A subscription to Thinking Like an Engineer was provided to us through our participation in the Homeschool Review Crew for review purposes

We have reviewed several phenomenal programs and products during 2017, many that will remain a part of our homeschool. This is our last review for the year and the educational fun that we are having with Thinking Like an Engineer  from Innovators Tribe definitely feels as though the best was saved for last!

We were thrilled about this product, before we were even given access. My father is an engineer and it has been fun to watch all six of my kids display different engineering tendencies over the years. The Boy, however has been thinking like an engineer since he could crawl. Being the youngest, I have had much experience watching child’s play. He was different, very different. He was building things, not just stacking blocks, from a very young age. And when his structure toppled, he would reassess things and build it differently the second time. We have even witnessed him staring at something he has made, trying to figure out how to make it better or stronger, then he will take it apart and redo it. It is his nature and such a normal part of our daily lives. We waited with anticipation for our two-year family subscription to Thinking Like an Engineer to begin.

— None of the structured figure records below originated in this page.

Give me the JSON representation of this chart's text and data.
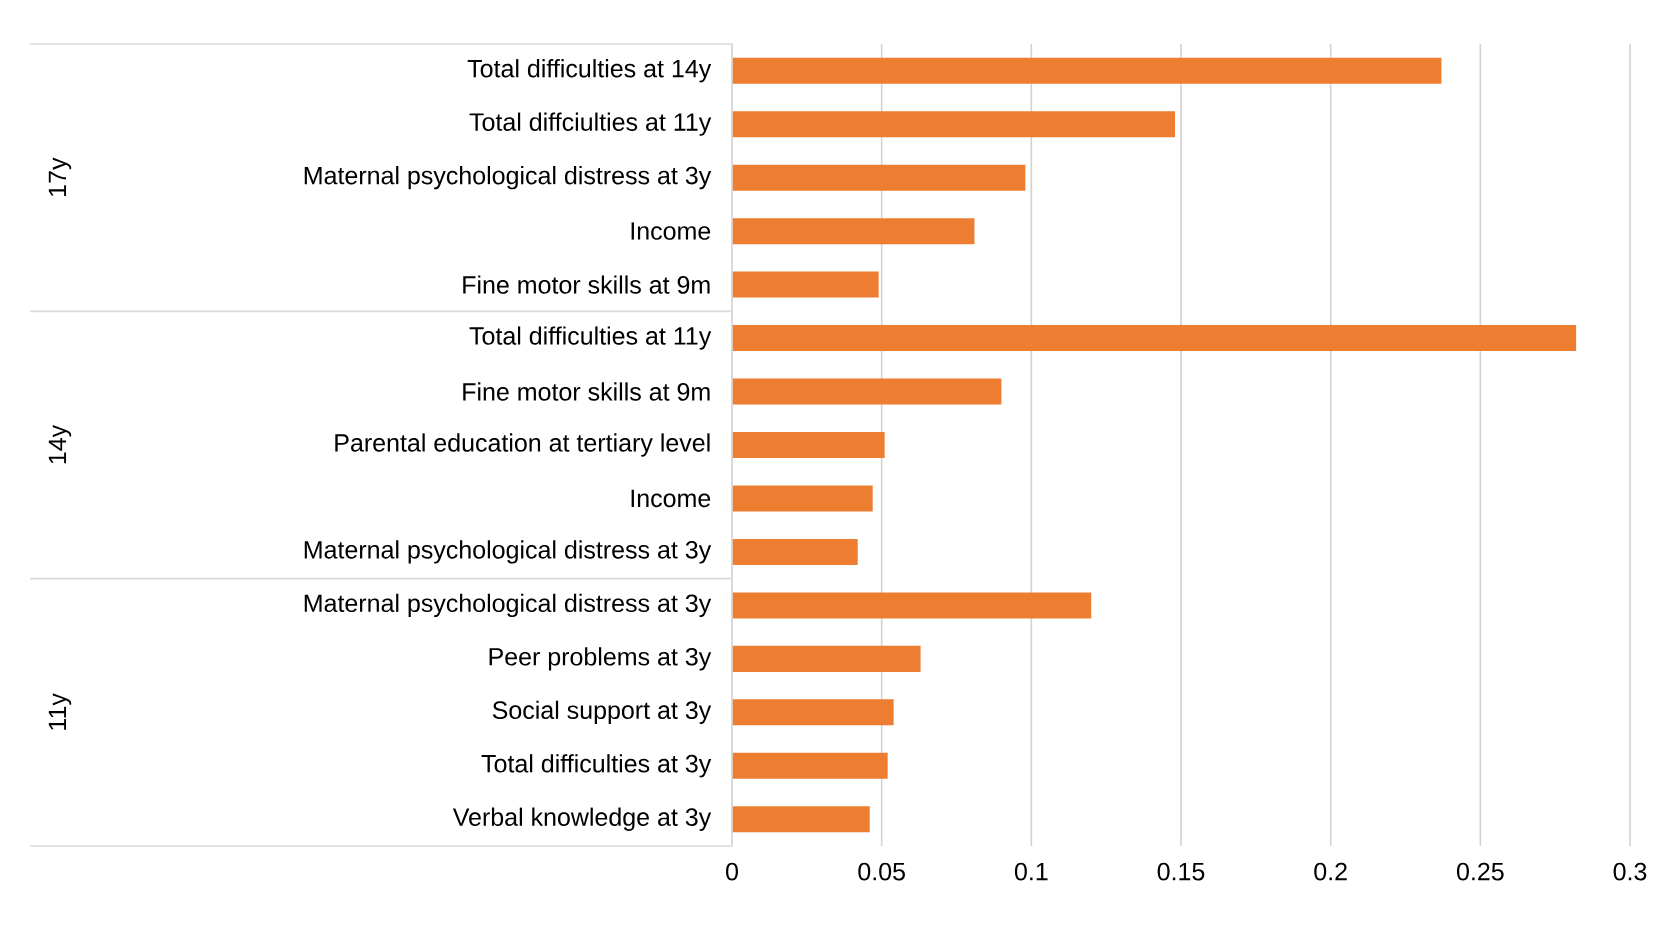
{
  "chart_data": {
    "type": "bar",
    "orientation": "horizontal",
    "categories": [
      "Total difficulties at 14y",
      "Total diffciulties at 11y",
      "Maternal psychological distress at 3y",
      "Income",
      "Fine motor skills at 9m",
      "Total difficulties at 11y",
      "Fine motor skills at 9m",
      "Parental education at tertiary level",
      "Income",
      "Maternal psychological distress at 3y",
      "Maternal psychological distress at 3y",
      "Peer problems at 3y",
      "Social support at 3y",
      "Total difficulties at 3y",
      "Verbal knowledge at 3y"
    ],
    "values": [
      0.237,
      0.148,
      0.098,
      0.081,
      0.049,
      0.282,
      0.09,
      0.051,
      0.047,
      0.042,
      0.12,
      0.063,
      0.054,
      0.052,
      0.046
    ],
    "color": "#ed7d31",
    "xlim": [
      0,
      0.3
    ],
    "xticks": [
      0,
      0.05,
      0.1,
      0.15,
      0.2,
      0.25,
      0.3
    ],
    "grid": "x",
    "annotations": [
      "17y",
      "14y",
      "11y"
    ]
  }
}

Thinking Like an Engineer, is a pre-recorded, online subscription-based curriculum that is self-paced. Subscriptions normally run $149 for eighteen months of access for the entire family. Although the curriculum is designed for kids in grades 6-12, our kids are in 2nd, 3rd and 7th grades and we have all benefited from the instruction and the activities.

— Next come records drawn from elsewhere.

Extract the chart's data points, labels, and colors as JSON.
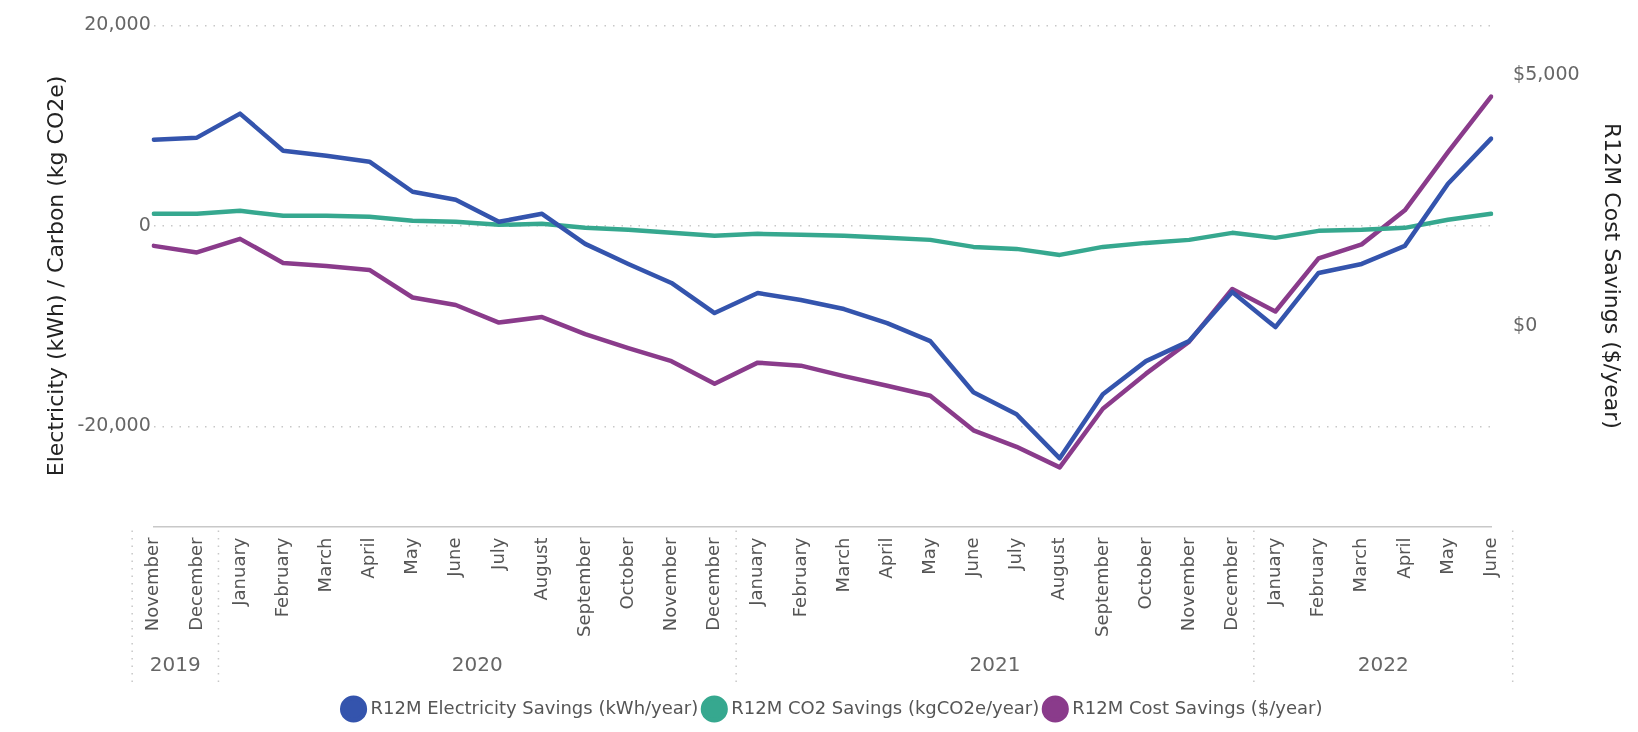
{
  "chart_data": {
    "type": "line",
    "ylabel": "Electricity (kWh) / Carbon (kg CO2e)",
    "y2label": "R12M Cost Savings ($/year)",
    "categories": [
      "November",
      "December",
      "January",
      "February",
      "March",
      "April",
      "May",
      "June",
      "July",
      "August",
      "September",
      "October",
      "November",
      "December",
      "January",
      "February",
      "March",
      "April",
      "May",
      "June",
      "July",
      "August",
      "September",
      "October",
      "November",
      "December",
      "January",
      "February",
      "March",
      "April",
      "May",
      "June"
    ],
    "annotations": [
      "2019",
      "2020",
      "2021",
      "2022"
    ],
    "series": [
      {
        "name": "R12M Electricity Savings (kWh/year)",
        "color": "#3454ad",
        "values": [
          8600,
          8800,
          11200,
          7500,
          7000,
          6400,
          3400,
          2600,
          400,
          1200,
          -1800,
          -3800,
          -5700,
          -8700,
          -6700,
          -7400,
          -8300,
          -9700,
          -11500,
          -16600,
          -18800,
          -23200,
          -16800,
          -13500,
          -11500,
          -6600,
          -10100,
          -4700,
          -3800,
          -2000,
          4200,
          8700
        ]
      },
      {
        "name": "R12M CO2 Savings (kgCO2e/year)",
        "color": "#36a88f",
        "values": [
          1200,
          1200,
          1500,
          1000,
          1000,
          900,
          500,
          400,
          100,
          200,
          -200,
          -400,
          -700,
          -1000,
          -800,
          -900,
          -1000,
          -1200,
          -1400,
          -2100,
          -2300,
          -2900,
          -2100,
          -1700,
          -1400,
          -700,
          -1200,
          -500,
          -400,
          -200,
          600,
          1200
        ]
      },
      {
        "name": "R12M Cost Savings ($/year)",
        "color": "#8a3b8b",
        "axis": "y2",
        "values": [
          1600,
          1470,
          1740,
          1260,
          1200,
          1120,
          570,
          420,
          70,
          180,
          -160,
          -440,
          -700,
          -1150,
          -730,
          -790,
          -1000,
          -1190,
          -1390,
          -2080,
          -2410,
          -2820,
          -1650,
          -950,
          -310,
          740,
          290,
          1350,
          1630,
          2310,
          3470,
          4580
        ]
      }
    ],
    "ylim": [
      -30000,
      20000
    ],
    "yticks": [
      {
        "value": 20000,
        "label": "20,000"
      },
      {
        "value": 0,
        "label": "0"
      },
      {
        "value": -20000,
        "label": "-20,000"
      }
    ],
    "y2lim": [
      -4000,
      6000
    ],
    "y2ticks": [
      {
        "value": 5000,
        "label": "$5,000"
      },
      {
        "value": 0,
        "label": "$0"
      }
    ],
    "grid": "y",
    "legend": "bottom",
    "marker": "none",
    "line_style": "solid"
  }
}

We have enjoyed watching the lessons together, as a family. We connect our computer to our television and go through them together. Energy increases along with our excitement when we begin the activities that coincide with the lessons. For example, our first lesson taught about what engineering actually is and our challenge was to put our engineering caps on and build the tallest tower possible with only four sheets of standard printer paper and one foot of one inch masking tape. The tower must be able to stand on it’s own and we were challenged to try and build a tower more than five feet tall. This was wildly fun! The kids, Handsome, and I took on the challenge individually. It was fun to watch the kids attempt to build a structure, and then to try again if it failed. They pretended to pout, they giggled, then they jumped in and tried again, making it even better than their first attempt. Everyone built awesome towers and Handsome won the challenge against the rest of us. The challenges have definitely been the most fun with Thinking Like an Engineer.

There are a total of 28 lessons in Thinking Like an Engineer, as well as an additional bonus mini-course Thinking Like an Innovator. Topics covered include introduction to engineering, introduction to 3D design (software included), engineering rollercoasters, engineering bridges and nano engineering. Downloadable Student Journals are available for students to document their learning. I took the time to download all of the pages for the student journals and bound them so that we can keep things together and easily accessible.

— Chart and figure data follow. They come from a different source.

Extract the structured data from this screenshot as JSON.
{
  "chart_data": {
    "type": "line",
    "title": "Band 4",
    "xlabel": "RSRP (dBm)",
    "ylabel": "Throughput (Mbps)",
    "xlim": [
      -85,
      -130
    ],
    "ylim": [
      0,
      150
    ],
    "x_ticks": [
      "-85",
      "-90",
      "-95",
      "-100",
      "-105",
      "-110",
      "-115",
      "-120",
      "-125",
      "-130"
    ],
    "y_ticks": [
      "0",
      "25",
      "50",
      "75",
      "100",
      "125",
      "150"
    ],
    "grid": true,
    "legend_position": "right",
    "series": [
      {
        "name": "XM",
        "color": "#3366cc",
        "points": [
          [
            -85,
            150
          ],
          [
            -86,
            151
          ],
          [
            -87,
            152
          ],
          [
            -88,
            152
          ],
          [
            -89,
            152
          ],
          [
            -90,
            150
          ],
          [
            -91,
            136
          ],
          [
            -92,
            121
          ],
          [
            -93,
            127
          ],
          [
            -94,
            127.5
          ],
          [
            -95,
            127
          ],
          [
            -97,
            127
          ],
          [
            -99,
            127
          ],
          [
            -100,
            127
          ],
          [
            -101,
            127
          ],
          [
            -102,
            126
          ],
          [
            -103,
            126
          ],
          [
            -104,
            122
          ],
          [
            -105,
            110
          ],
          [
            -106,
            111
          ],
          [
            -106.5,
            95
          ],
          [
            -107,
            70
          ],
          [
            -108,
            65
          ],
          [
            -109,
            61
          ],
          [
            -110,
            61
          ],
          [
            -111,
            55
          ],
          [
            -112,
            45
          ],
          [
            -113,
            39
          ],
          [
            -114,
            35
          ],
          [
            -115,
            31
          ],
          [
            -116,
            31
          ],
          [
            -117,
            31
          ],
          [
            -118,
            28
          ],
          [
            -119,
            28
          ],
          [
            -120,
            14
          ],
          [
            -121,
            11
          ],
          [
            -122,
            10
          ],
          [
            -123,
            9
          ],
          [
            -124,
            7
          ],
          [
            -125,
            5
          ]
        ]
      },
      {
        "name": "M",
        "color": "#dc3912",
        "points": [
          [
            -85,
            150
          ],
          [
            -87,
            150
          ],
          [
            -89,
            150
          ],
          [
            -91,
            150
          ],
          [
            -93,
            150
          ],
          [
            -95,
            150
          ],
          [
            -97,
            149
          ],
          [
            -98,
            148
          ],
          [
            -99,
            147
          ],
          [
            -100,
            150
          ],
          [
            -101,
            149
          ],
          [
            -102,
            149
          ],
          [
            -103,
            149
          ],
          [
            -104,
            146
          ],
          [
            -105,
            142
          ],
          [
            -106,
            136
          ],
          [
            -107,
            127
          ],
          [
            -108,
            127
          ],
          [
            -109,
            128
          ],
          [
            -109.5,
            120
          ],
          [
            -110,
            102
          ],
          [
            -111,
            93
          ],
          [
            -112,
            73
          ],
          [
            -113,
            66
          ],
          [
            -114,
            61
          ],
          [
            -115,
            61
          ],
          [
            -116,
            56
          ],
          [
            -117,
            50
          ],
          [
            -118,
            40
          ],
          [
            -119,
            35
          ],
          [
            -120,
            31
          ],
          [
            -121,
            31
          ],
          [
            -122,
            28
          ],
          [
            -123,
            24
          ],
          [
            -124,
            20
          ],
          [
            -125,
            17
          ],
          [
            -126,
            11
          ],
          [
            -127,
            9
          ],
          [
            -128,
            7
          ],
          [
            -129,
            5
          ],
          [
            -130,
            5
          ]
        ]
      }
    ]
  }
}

One of the things I really like about this program is that the lessons are fairly short. We can usually get through a lesson in less than a half hour and spend as much time as needed on our challenge activities. The challenge activities are where the real learning begins. I appreciate that the kids get to experience engineering, not just learn about it. It is really fun to watch them tell others about it and then gather up the materials to take on the challenges with their friends.

Innovators Tribe offers another program, Thinking Like an Architect and Thinking Like a Carpenter is coming soon! Course subscriptions are generous, giving eighteen months of access for the entire family. This allows enough time to really take your time working through a program, or working through it multiple times. I imagine that we will complete it a second time around and spend more time on taking things a step further. I can imagine our children getting more out of it next year, when they are all a year older and are building upon their knowledge.

One thing worth noting is that unlike The Boy, both Bookworm Beauty and Sweetness did not see themselves ever becoming an engineer. In Lesson Two, types of engineers were introduced. It was amazing to get a glimpse of the many different types of engineers and to see the girls have a different opinion of engineering. We spent time, as suggested by the lesson, on Engineer Girl, a website dedicated to sharing the exciting world of engineering to girls. They quickly asked us to bookmark the page so that we could spend more time on it in the future.

We have thoroughly enjoyed adding Thinking Like an Engineer to our homeschool curriculum and fully anticipate adding Thinking Like an Architect and Thinking Like a Carpenter in the future. The hands-on learning environment brings these curriculum to life for us.